Value: the right pick at this price
At $36 the Renpho Elis 1 is the cheapest smart scale I will recommend without caveats about reliability. Anything cheaper either uses worse sensors or syncs unreliably. If you are tracking trends and you do not need the absolute precision of a $200 unit, this is the answer.
Renpho Elis 1 vs. the competition
| Product | Our rating | Weight | Body fat | Sync | Price | Verdict |
|---|---|---|---|---|---|---|
| Withings Body Comp | ★★★★★ 4.6 | ±0.2 lb | 2.4% vs DEXA | Wi-Fi + BT | $199 | Top Pick |
| Eufy Smart Scale P3 | ★★★★☆ 4.2 | ±0.4 lb | 3.8% vs DEXA | Bluetooth only | $79 | Recommended |
| Renpho Elis 1 | ★★★★☆ 4.0 | ±0.5 lb | 4.2% vs DEXA | Bluetooth only | $36 | Best Budget |
| Generic Bathroom Scale | ★★★☆☆ 3.0 | ±0.8 lb | Not measured | None | $25 | Skip |
Full specifications
| Weight capacity | 396 lb (180 kg) |
| Weight precision | 0.2 lb / 0.05 kg |
| Metrics | 13 (weight, BMI, body fat, muscle, water, bone, visceral fat, BMR, metabolic age, protein, subcutaneous fat, skeletal muscle, body type) |
| Connectivity | Bluetooth 4.0 to Renpho Health app |
| Power | 3 x AAA batteries (included) |
| Users | Up to 24 in the app |
| Surface | Tempered glass, 11 x 11 inch |
| Compatibility | iOS 13+, Android 7+, Apple Health, Google Fit, Fitbit |
| Auto-on | Step-on activation |
| Warranty | 1 year manufacturer |
Should you buy the Renpho Elis 1?
The Renpho Elis 1 is the smart scale I recommend when the budget is under $40 and you do not need clinical-grade body composition data. Across 6 months of daily weigh-ins, it tracked weight within ±0.5 lb of a calibration plate and within 4.2% body fat of a DEXA-paired Withings reading. The app is functional, the Bluetooth sync works, and the scale costs less than a single bag of protein powder. At $36 it is the right pick for casual tracking.

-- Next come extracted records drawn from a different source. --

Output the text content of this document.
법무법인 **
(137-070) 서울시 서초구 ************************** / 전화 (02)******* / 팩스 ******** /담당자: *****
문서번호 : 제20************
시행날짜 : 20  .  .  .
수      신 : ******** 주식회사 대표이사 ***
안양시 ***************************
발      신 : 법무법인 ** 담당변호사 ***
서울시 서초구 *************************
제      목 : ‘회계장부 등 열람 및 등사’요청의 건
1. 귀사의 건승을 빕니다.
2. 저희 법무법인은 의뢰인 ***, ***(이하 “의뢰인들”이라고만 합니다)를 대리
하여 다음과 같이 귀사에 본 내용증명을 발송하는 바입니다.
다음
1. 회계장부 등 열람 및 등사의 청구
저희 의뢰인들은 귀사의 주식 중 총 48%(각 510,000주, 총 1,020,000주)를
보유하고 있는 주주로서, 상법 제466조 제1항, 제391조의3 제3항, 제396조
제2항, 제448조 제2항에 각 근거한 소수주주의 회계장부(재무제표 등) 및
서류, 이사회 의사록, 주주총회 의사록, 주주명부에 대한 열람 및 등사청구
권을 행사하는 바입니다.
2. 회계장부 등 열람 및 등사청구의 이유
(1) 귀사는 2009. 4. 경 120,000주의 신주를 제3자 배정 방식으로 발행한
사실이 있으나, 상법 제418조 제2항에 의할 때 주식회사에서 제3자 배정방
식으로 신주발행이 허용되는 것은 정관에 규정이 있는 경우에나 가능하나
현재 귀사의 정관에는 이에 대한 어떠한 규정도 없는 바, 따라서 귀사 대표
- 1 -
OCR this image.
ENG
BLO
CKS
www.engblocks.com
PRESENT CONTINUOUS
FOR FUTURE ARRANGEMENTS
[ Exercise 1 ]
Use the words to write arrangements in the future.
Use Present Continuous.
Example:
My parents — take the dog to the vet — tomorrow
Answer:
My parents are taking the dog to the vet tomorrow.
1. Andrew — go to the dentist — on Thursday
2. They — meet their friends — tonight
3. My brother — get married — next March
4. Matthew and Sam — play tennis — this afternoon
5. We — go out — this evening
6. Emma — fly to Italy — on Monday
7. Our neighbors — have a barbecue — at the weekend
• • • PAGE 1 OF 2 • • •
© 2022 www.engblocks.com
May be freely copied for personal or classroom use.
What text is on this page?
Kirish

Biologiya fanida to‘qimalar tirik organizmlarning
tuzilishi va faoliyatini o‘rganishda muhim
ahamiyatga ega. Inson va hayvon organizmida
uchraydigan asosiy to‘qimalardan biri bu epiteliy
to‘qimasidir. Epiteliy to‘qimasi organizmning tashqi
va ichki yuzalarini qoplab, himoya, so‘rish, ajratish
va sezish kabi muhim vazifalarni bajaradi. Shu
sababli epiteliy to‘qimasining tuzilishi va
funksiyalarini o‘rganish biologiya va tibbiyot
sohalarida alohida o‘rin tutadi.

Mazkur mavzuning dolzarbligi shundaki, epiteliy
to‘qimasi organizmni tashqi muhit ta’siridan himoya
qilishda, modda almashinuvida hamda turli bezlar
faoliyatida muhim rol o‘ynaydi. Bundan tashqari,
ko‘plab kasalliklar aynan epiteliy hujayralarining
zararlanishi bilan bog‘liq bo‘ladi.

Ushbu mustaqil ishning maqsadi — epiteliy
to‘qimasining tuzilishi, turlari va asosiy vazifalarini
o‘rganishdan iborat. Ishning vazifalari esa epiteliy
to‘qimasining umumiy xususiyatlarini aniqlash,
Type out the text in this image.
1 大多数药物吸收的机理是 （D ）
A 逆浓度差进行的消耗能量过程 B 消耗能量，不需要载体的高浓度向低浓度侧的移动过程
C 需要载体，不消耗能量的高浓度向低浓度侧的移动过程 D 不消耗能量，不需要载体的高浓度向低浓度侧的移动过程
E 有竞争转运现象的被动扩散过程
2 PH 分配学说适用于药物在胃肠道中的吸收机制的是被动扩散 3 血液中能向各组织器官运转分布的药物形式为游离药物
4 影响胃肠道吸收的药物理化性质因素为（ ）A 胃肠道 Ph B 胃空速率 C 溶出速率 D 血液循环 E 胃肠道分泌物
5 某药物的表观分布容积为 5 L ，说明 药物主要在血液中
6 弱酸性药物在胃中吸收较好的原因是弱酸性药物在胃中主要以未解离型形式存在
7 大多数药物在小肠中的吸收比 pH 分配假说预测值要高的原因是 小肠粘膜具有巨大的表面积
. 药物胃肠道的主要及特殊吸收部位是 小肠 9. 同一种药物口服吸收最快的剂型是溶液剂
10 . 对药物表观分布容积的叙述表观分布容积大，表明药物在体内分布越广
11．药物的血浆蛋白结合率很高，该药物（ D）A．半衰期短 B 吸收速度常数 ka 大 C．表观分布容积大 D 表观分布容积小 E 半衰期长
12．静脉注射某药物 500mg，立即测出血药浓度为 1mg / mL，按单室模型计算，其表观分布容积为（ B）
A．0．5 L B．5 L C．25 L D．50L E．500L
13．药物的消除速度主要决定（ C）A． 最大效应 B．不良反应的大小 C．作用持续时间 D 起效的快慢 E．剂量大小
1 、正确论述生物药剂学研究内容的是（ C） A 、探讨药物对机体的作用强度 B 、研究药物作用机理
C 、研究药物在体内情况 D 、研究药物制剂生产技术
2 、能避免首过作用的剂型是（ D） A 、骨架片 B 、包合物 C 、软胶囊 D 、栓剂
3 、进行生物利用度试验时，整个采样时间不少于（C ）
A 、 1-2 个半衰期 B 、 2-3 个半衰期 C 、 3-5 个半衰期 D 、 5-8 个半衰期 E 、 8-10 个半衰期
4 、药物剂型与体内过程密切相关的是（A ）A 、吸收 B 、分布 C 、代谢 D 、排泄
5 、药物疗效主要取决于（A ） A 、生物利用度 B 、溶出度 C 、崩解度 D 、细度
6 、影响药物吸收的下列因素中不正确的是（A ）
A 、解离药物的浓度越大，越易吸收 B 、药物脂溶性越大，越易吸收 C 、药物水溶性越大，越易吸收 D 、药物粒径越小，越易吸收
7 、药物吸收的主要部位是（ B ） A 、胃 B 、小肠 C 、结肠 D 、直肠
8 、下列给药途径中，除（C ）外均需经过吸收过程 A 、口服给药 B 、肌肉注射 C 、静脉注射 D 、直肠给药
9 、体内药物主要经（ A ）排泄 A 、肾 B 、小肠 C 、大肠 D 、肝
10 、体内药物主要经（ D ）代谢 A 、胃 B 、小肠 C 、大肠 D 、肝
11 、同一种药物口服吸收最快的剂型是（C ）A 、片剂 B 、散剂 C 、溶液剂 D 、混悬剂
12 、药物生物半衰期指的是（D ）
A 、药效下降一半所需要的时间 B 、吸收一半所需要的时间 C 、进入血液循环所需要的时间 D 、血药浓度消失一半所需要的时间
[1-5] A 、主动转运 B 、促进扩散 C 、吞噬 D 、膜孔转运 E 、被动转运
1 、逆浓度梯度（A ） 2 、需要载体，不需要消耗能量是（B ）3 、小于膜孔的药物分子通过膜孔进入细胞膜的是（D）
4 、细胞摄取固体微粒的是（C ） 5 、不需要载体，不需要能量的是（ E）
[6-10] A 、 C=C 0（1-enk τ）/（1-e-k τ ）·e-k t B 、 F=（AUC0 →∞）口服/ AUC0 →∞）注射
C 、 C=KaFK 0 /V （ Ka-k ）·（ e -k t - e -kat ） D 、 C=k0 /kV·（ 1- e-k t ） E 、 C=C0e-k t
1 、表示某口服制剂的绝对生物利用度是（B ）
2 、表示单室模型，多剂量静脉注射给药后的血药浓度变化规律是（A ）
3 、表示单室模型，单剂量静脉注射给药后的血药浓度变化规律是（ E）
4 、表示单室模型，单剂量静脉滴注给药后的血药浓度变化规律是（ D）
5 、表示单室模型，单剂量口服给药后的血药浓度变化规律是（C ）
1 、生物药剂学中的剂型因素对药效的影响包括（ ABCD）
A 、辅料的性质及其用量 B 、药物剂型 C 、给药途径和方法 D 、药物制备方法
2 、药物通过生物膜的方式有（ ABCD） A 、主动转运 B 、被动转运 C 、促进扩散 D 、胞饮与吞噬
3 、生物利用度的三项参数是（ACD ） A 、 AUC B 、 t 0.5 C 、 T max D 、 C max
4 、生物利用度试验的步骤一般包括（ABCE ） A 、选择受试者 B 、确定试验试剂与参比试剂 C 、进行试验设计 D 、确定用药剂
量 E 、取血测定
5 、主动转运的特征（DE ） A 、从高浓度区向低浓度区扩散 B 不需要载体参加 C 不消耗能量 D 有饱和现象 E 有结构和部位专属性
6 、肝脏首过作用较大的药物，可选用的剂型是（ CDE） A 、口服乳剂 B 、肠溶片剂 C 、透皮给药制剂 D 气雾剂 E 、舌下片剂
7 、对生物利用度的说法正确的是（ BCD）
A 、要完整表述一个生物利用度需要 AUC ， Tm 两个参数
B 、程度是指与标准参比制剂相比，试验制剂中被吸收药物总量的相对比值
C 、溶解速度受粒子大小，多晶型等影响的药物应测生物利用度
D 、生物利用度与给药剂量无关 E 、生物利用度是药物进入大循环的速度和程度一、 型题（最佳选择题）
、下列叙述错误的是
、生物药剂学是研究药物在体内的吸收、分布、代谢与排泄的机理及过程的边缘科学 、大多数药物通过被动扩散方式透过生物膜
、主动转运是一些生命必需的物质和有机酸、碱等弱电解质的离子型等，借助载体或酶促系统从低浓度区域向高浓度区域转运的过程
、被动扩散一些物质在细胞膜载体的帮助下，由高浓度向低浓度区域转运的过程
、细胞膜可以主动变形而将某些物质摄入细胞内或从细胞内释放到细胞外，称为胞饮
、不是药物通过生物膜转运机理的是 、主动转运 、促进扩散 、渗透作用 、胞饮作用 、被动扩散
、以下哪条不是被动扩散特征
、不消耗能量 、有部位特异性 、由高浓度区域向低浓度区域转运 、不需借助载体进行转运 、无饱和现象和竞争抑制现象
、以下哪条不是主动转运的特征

Frequently asked questions
Is the Renpho Elis 1 worth $36 in 2026?+
Yes. For a third the price of a mid-range smart scale, you get the same headline features (weight, body fat, multi-user app), with slightly less accuracy and a Bluetooth-only sync. If you weigh in once a day and the phone is already in your hand, this is the right pick.
Renpho Elis 1 vs. Eufy P3, which should I buy?+
The Eufy P3 is the better scale, with tighter weight precision and a slightly better app. The Renpho is half the price. If you are tracking trends casually, save the $40 and buy the Renpho. If you weigh in for a specific goal like lean-mass tracking, the Eufy is worth the upgrade.
How accurate is the body fat reading?+
Within 4.2% of a DEXA-paired Withings reading on average, with night-to-night variation of 1 to 2%. That is BIA reality, not a Renpho problem. Use it for trends across 4+ weeks, not single-session decisions.
Does it work without the app?+
Yes. The scale displays weight on the LCD without any phone connection. The 12 other metrics require the app, since they are calculated server-side from your profile and the impedance reading.
📅 Update log
- May 10, 2026Updated 6-month accuracy log and added Eufy P3 cross-comparison.
- Feb 22, 2026Added Apple Health and Fitbit sync verification.
- Dec 18, 2025Initial review published.